The pronghorn fawns were born in June and are now large enough and strong enough to travel with mom and the rest of the nursery herds. The fawns are about a quarter to a third the size of mom and feed right alongside of her. Some of the nursery herds do have a buck with them, probably the sire of the fawns.

The bucks have been spotted in bachelor herds of as many as eleven. They will remain in these herds until September when they will start jostling for does as the mating season approaches.

On several of the wagon rides at Hops for Habitat, we were entertained by a dozen common nighthawks. They were hawking insects at twenty to a hundred feet above the prairie. They announced themselves with the peent call them make while hunting.

Once you hear them, nighthawks are easy to spot, often against a cloudy sky, by their erratic and bounding flight. The males also do a very distinctive display dive. They climb above the rest of the flock and then dive, almost straight down, pulling out just above the ground. The pullout is so severe that air rushing through the feathers on their wings gives an almost mechanical whooshing sound.

Nighthawks nest on the ground. They do not build nests but lay their eggs directly on the ground.

prairie late summer

The prairie has taken on the colors and vegitation of late summer. The grasses are still green because of all the rain we've had, but they have pushed up their seed stalks. Viewed from above, the grasses are green, but a view across the prairie, particularly when the sun is low in the sky, shows the straw color we associate with the prairie. We are seeing the seed stalks that rise above the lower bunch grasses.
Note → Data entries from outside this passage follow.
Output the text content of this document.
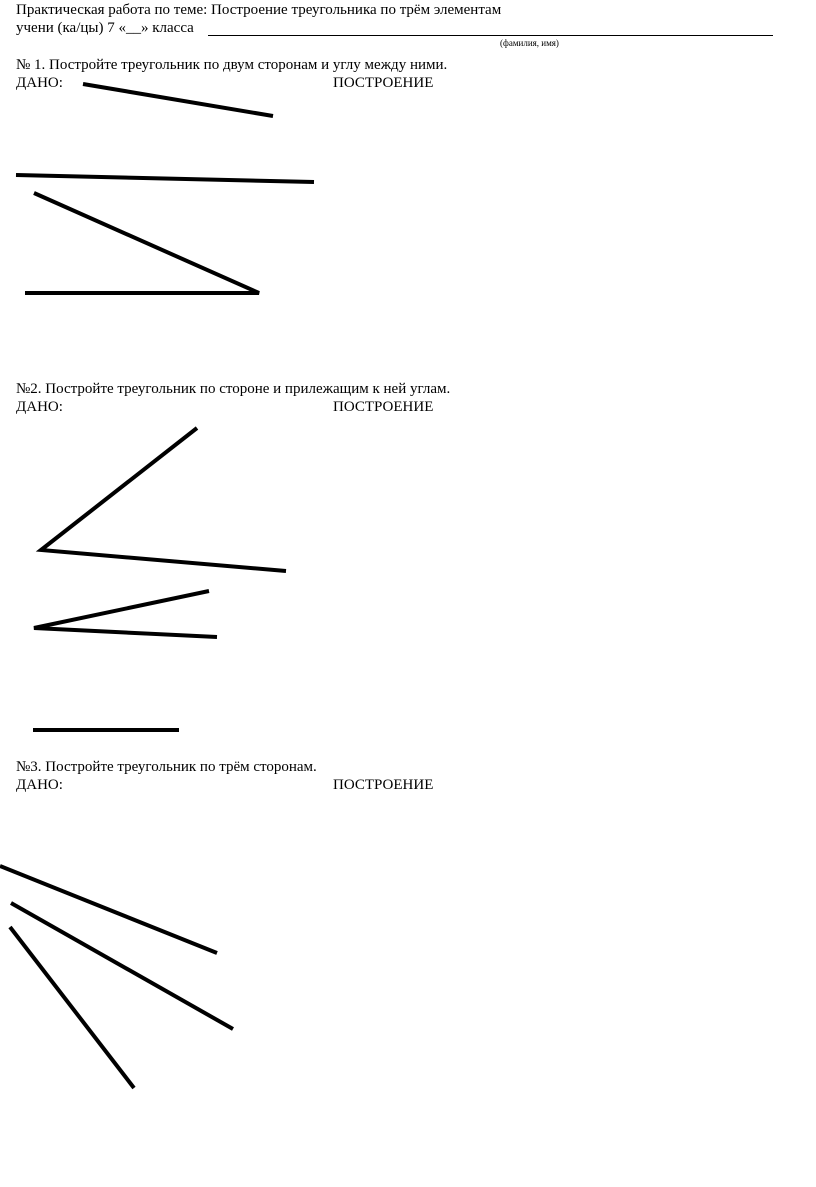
Практическая работа по теме: Построение треугольника по трём элементам
учени (ка/цы) 7 «__» класса
(фамилия, имя)
№ 1. Постройте треугольник по двум сторонам и углу между ними.
ДАНО:	ПОСТРОЕНИЕ
№2. Постройте треугольник по стороне и прилежащим к ней углам.
ДАНО:	ПОСТРОЕНИЕ
№3. Постройте треугольник по трём сторонам.
ДАНО:	ПОСТРОЕНИЕ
The predominant flowers now are composites, daisies, sunflowers, and asters. Mullein is also starting to bloom with its multiflowered stalks showing yellow, starting from the top.

The sage is flowering with its silver-gray flower stalks. Prickly poppy, Rocky Mountain bee plant, and some fading Indian paintbrush either rise above the tall grasses or show their colors through them.


A peregrine falcon was seen briefly in the riparian area as it swooped through from a fast pass just above the grass. It climbed over the cottonwoods and then flew east, circling several times to show off its discinctive shape and plumage.

These falcons were once called duck hawks because of their skill in knocking down ducks in flight. Experts seem to disagree about how fast the peregrine can dive, but it has been clocked at over 180 mph. It often strikes its prey from a steep, almost vertical dive, either breaking the prey's neck or knocking it to the ground senseless.

These birds are expert fliers and we see them occasionally, along with prairie falcons, around the riparian area.